Et d’ajouter : « Il est regrettable que les institutions européennes ne condamnent pas ces pratiques, qui sont illégales. Malte déroge à ses obligations et il n’y a pourtant pas eu de déclarations officielles ou de procédures d’infraction à son encontre. » En 2020, comme le relatait Mediapart, Malte était allé jusqu’à enrôler des chalutiers privés pour repousser des migrants en mer.

Sans doute aussi parce que d’autres États membres violant eux-mêmes d’autres conventions internationales en matière de migration et d’asile, supposent les deux membres d’EuroMed Droits, qui donnent pour exemple la systématisation des refoulements en mer en Grèce. « C’est comme si on pouvait plus facilement fermer les yeux lorsqu’il s’agit de violations des droits fondamentaux des migrants. »

Les Libanais et Syriens contraints demprunter des routes toujours plus dangereuses

« On aimerait voir la situation changer, que les exilés n’aient pas besoin de risquer leur vie en mer », ajoute Alarm Phone, qui milite pour l’ouverture de routes « sûres et légales » et évoque un système « raciste et insensé », dans une « Europe forteresse ».

Ce drame récent est révélateur d’une autre tendance, alors que les départs par la mer depuis le Liban tendent à s’intensifier au vu de la crise majeure que connaît le pays. Face aux refoulements quasi systématiques que pratique Chypre à l’arrivée des migrants aux abords de ses côtes, les exilés sont de fait poussés à emprunter d’autres voies pour tenter de gagner l’Europe.
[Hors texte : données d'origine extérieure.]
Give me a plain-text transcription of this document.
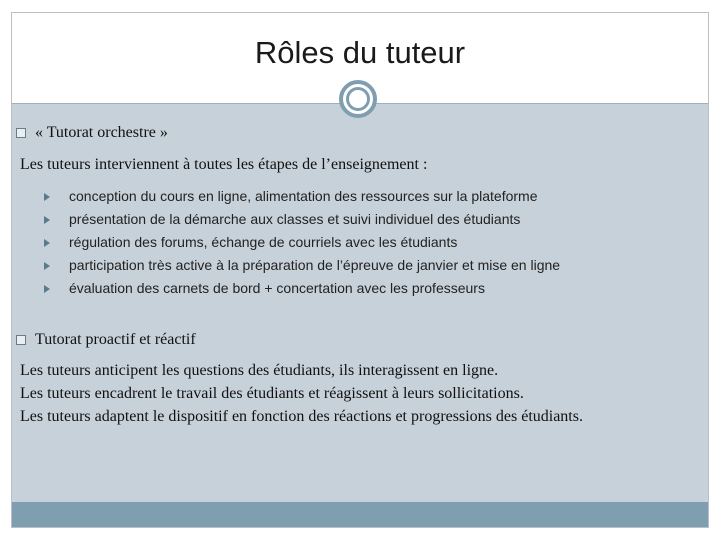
Rôles du tuteur
« Tutorat orchestre »
Les tuteurs interviennent à toutes les étapes de l’enseignement :
conception du cours en ligne, alimentation des ressources sur la plateforme
présentation de la démarche aux classes et suivi individuel des étudiants
régulation des forums, échange de courriels avec les étudiants
participation très active à la préparation de l’épreuve de janvier et mise en ligne
évaluation des carnets de bord + concertation avec les professeurs
Tutorat proactif et réactif
Les tuteurs anticipent les questions des étudiants, ils interagissent en ligne.
Les tuteurs encadrent le travail des étudiants et réagissent à leurs sollicitations.
Les tuteurs adaptent le dispositif en fonction des réactions et progressions des étudiants.
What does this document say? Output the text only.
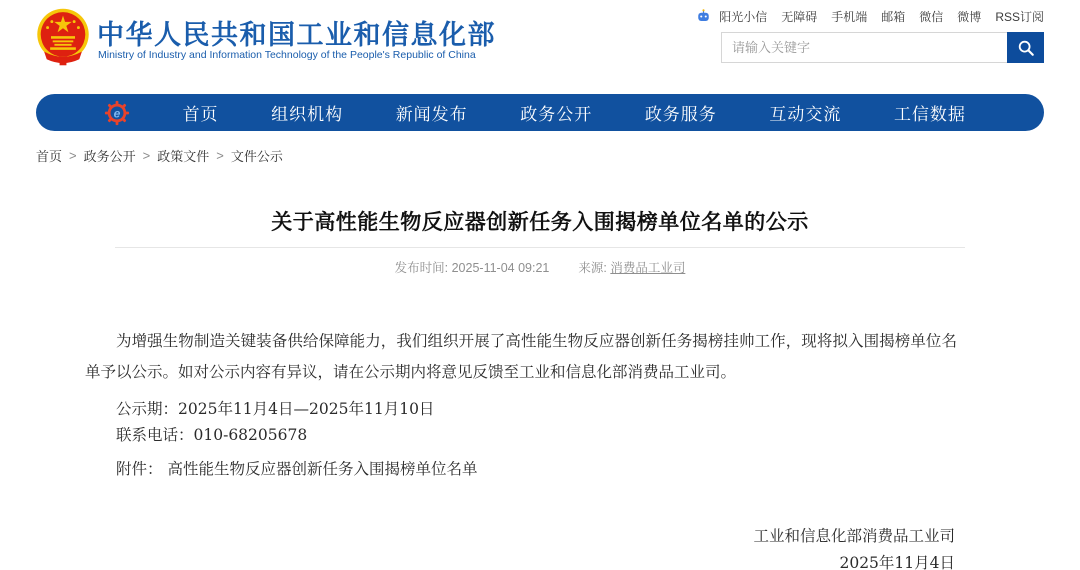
中华人民共和国工业和信息化部
Ministry of Industry and Information Technology of the People's Republic of China
阳光小信 无障碍 手机端 邮箱 微信 微博 RSS订阅
请输入关键字
e	首页	组织机构	新闻发布	政务公开	政务服务	互动交流	工信数据
首页 > 政务公开 > 政策文件 > 文件公示
关于高性能生物反应器创新任务入围揭榜单位名单的公示
发布时间: 2025-11-04 09:21 来源: 消费品工业司

为增强生物制造关键装备供给保障能力，我们组织开展了高性能生物反应器创新任务揭榜挂帅工作，现将拟入围揭榜单位名单予以公示。如对公示内容有异议，请在公示期内将意见反馈至工业和信息化部消费品工业司。

公示期：2025年11月4日—2025年11月10日
联系电话：010-68205678
附件： 高性能生物反应器创新任务入围揭榜单位名单
工业和信息化部消费品工业司
2025年11月4日
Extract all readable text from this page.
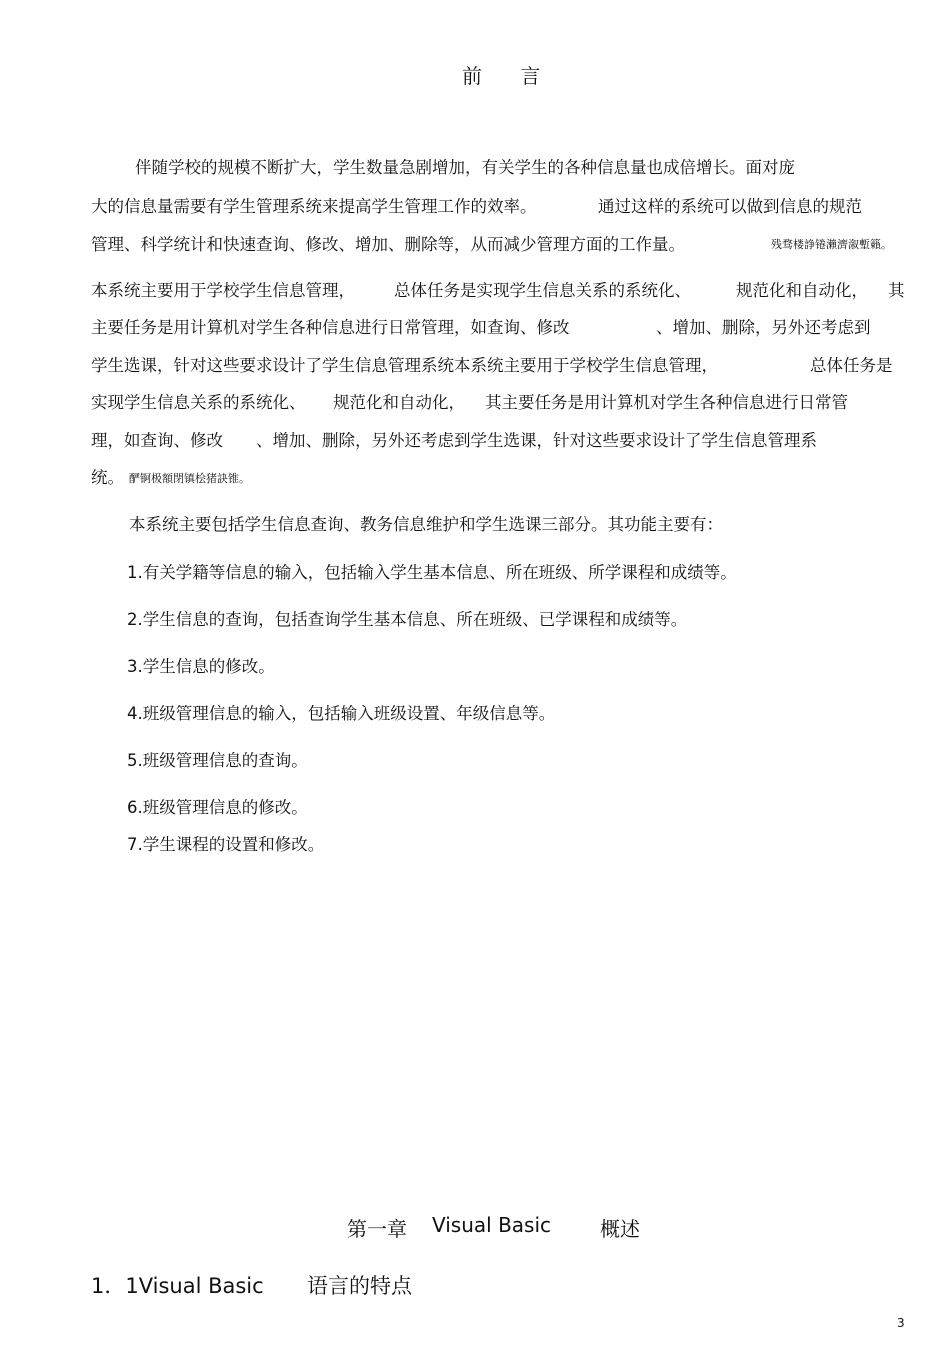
前 言
伴随学校的规模不断扩大，学生数量急剧增加，有关学生的各种信息量也成倍增长。面对庞
大的信息量需要有学生管理系统来提高学生管理工作的效率。	通过这样的系统可以做到信息的规范
管理、科学统计和快速查询、修改、增加、删除等，从而减少管理方面的工作量。	残骛楼諍锩瀨濟溆塹籟。
本系统主要用于学校学生信息管理， 总体任务是实现学生信息关系的系统化、	规范化和自动化， 其
主要任务是用计算机对学生各种信息进行日常管理，如查询、修改	、增加、删除，另外还考虑到
学生选课，针对这些要求设计了学生信息管理系统本系统主要用于学校学生信息管理，	总体任务是
实现学生信息关系的系统化、 规范化和自动化， 其主要任务是用计算机对学生各种信息进行日常管
理，如查询、修改 、增加、删除，另外还考虑到学生选课，针对这些要求设计了学生信息管理系
统。 酽锕极額閉镇桧猪訣锥。
本系统主要包括学生信息查询、教务信息维护和学生选课三部分。其功能主要有：
1.有关学籍等信息的输入，包括输入学生基本信息、所在班级、所学课程和成绩等。
2.学生信息的查询，包括查询学生基本信息、所在班级、已学课程和成绩等。
3.学生信息的修改。
4.班级管理信息的输入，包括输入班级设置、年级信息等。
5.班级管理信息的查询。
6.班级管理信息的修改。
7.学生课程的设置和修改。
第一章 Visual Basic 概述
1．1Visual Basic 语言的特点
3
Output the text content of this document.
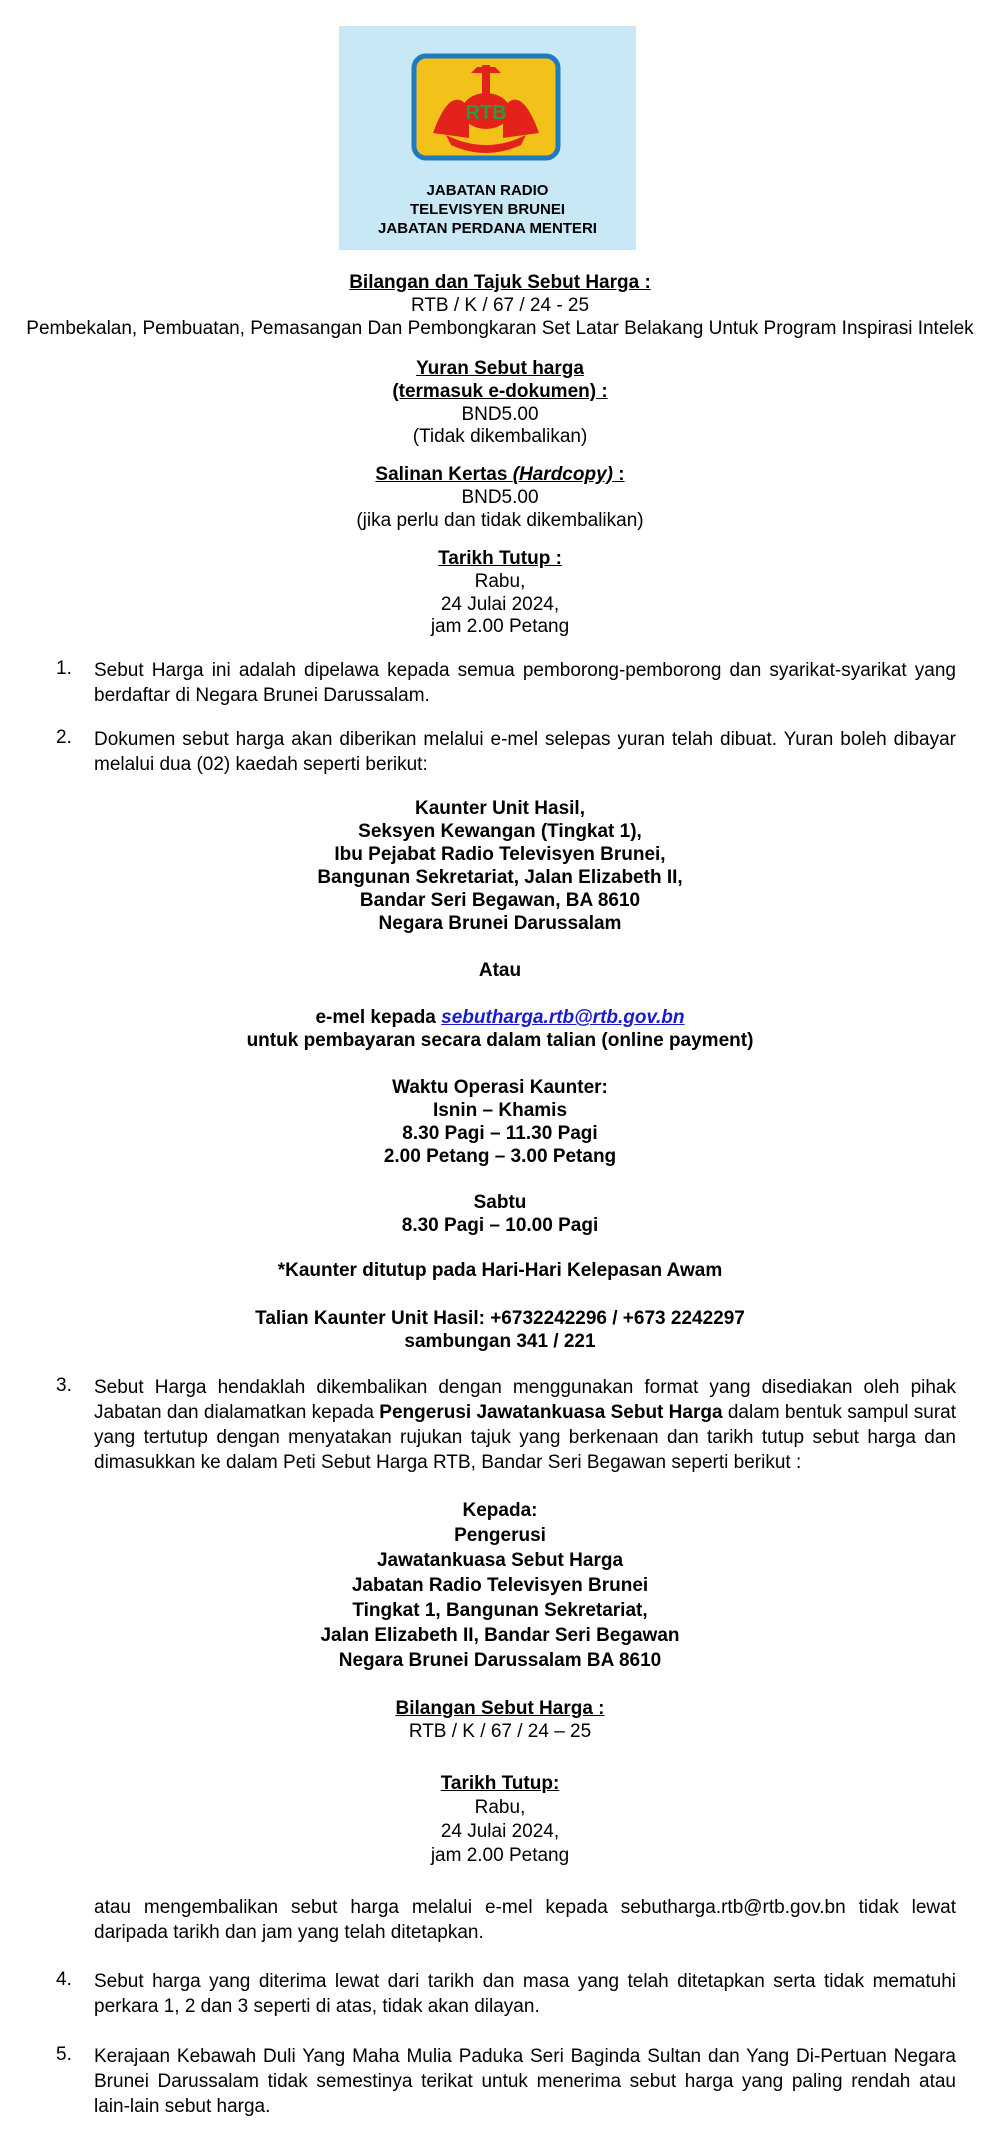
RTB
JABATAN RADIO
TELEVISYEN BRUNEI
JABATAN PERDANA MENTERI
Bilangan dan Tajuk Sebut Harga :
RTB / K / 67 / 24 - 25
Pembekalan, Pembuatan, Pemasangan Dan Pembongkaran Set Latar Belakang Untuk Program Inspirasi Intelek
Yuran Sebut harga
(termasuk e-dokumen) :
BND5.00
(Tidak dikembalikan)
Salinan Kertas (Hardcopy) :
BND5.00
(jika perlu dan tidak dikembalikan)
Tarikh Tutup :
Rabu,
24 Julai 2024,
jam 2.00 Petang
1.	Sebut Harga ini adalah dipelawa kepada semua pemborong-pemborong dan syarikat-syarikat yang berdaftar di Negara Brunei Darussalam.
2.	Dokumen sebut harga akan diberikan melalui e-mel selepas yuran telah dibuat. Yuran boleh dibayar melalui dua (02) kaedah seperti berikut:
Kaunter Unit Hasil,
Seksyen Kewangan (Tingkat 1),
Ibu Pejabat Radio Televisyen Brunei,
Bangunan Sekretariat, Jalan Elizabeth II,
Bandar Seri Begawan, BA 8610
Negara Brunei Darussalam
Atau
e-mel kepada sebutharga.rtb@rtb.gov.bn
untuk pembayaran secara dalam talian (online payment)
Waktu Operasi Kaunter:
Isnin – Khamis
8.30 Pagi – 11.30 Pagi
2.00 Petang – 3.00 Petang
Sabtu
8.30 Pagi – 10.00 Pagi
*Kaunter ditutup pada Hari-Hari Kelepasan Awam
Talian Kaunter Unit Hasil: +6732242296 / +673 2242297
sambungan 341 / 221
3.	Sebut Harga hendaklah dikembalikan dengan menggunakan format yang disediakan oleh pihak Jabatan dan dialamatkan kepada Pengerusi Jawatankuasa Sebut Harga dalam bentuk sampul surat yang tertutup dengan menyatakan rujukan tajuk yang berkenaan dan tarikh tutup sebut harga dan dimasukkan ke dalam Peti Sebut Harga RTB, Bandar Seri Begawan seperti berikut :
Kepada:
Pengerusi
Jawatankuasa Sebut Harga
Jabatan Radio Televisyen Brunei
Tingkat 1, Bangunan Sekretariat,
Jalan Elizabeth II, Bandar Seri Begawan
Negara Brunei Darussalam BA 8610
Bilangan Sebut Harga :
RTB / K / 67 / 24 – 25
Tarikh Tutup:
Rabu,
24 Julai 2024,
jam 2.00 Petang
atau mengembalikan sebut harga melalui e-mel kepada sebutharga.rtb@rtb.gov.bn tidak lewat daripada tarikh dan jam yang telah ditetapkan.
4.	Sebut harga yang diterima lewat dari tarikh dan masa yang telah ditetapkan serta tidak mematuhi perkara 1, 2 dan 3 seperti di atas, tidak akan dilayan.
5.	Kerajaan Kebawah Duli Yang Maha Mulia Paduka Seri Baginda Sultan dan Yang Di-Pertuan Negara Brunei Darussalam tidak semestinya terikat untuk menerima sebut harga yang paling rendah atau lain-lain sebut harga.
En novembre dernier, un bateau avec à son bord des Libanais et des Syriens a été refoulé par Chypre et a donc continué vers l’Italie.
Elena Bizzi, responsable du programme asile et migration à EuroMed Droits

« À EuroMed Droits, on documente et dénonce les pratiques illégales de refoulement en mer de la part de Chypre depuis mars 2020. En novembre dernier, un bateau avec à son bord des Libanais et des Syriens a été refoulé par Chypre et a donc continué vers l’Italie. On voit donc que ces pratiques mènent les personnes à emprunter des routes beaucoup plus dangereuses », note Elena Bizzi.

C’est un malheureux classique dans l’histoire des migrations, complète sa collègue Sara Prestianni. « L’ouverture d’autres routes, ou les tentatives de passage par d’autres routes, est une conséquence des pratiques illégales des États européens et aussi, dans ce cas particulier, de la mauvaise gestion de l’accueil à Chypre pour les personnes ayant réussi à rejoindre l’île, le plus souvent par la terre. »

Bien qu’il soit encore tôt pour parler d’une nouvelle route migratoire – les chiffres des arrivées dans le sud de l’Italie ne permettent pas de savoir si toutes les personnes sont parties depuis le Liban –, force est de constater que les départs depuis le Liban se font de plus en plus nombreux et que certaines embarcations débarquent en effet en Italie, comme en juin dernier.

« Les personnes ont passé au moins cinq jours en mer, sans nourriture ni eau et sans que personne ne leur porte secours », précise Elena Bizzi.

En avril, un naufrage au large des côtes libanaises faisait plusieurs morts et une trentaine de disparus. Fin août, un sous-marin d’exploration appartenant à l’ONG australienne AusRelief a retrouvé les restes de plusieurs victimes, à 500 mètres de profondeur, encore coincées dans leur embarcation.

La mission de recherche a depuis été stoppée à la demande de l’armée libanaise, qui a évoqué des « risques sécuritaires ». Après le naufrage, plusieurs familles de victimes et de disparus avaient accusé les garde-côtes libanais d’avoir provoqué une collision avec l’embarcation pour l’empêcher de faire la traversée.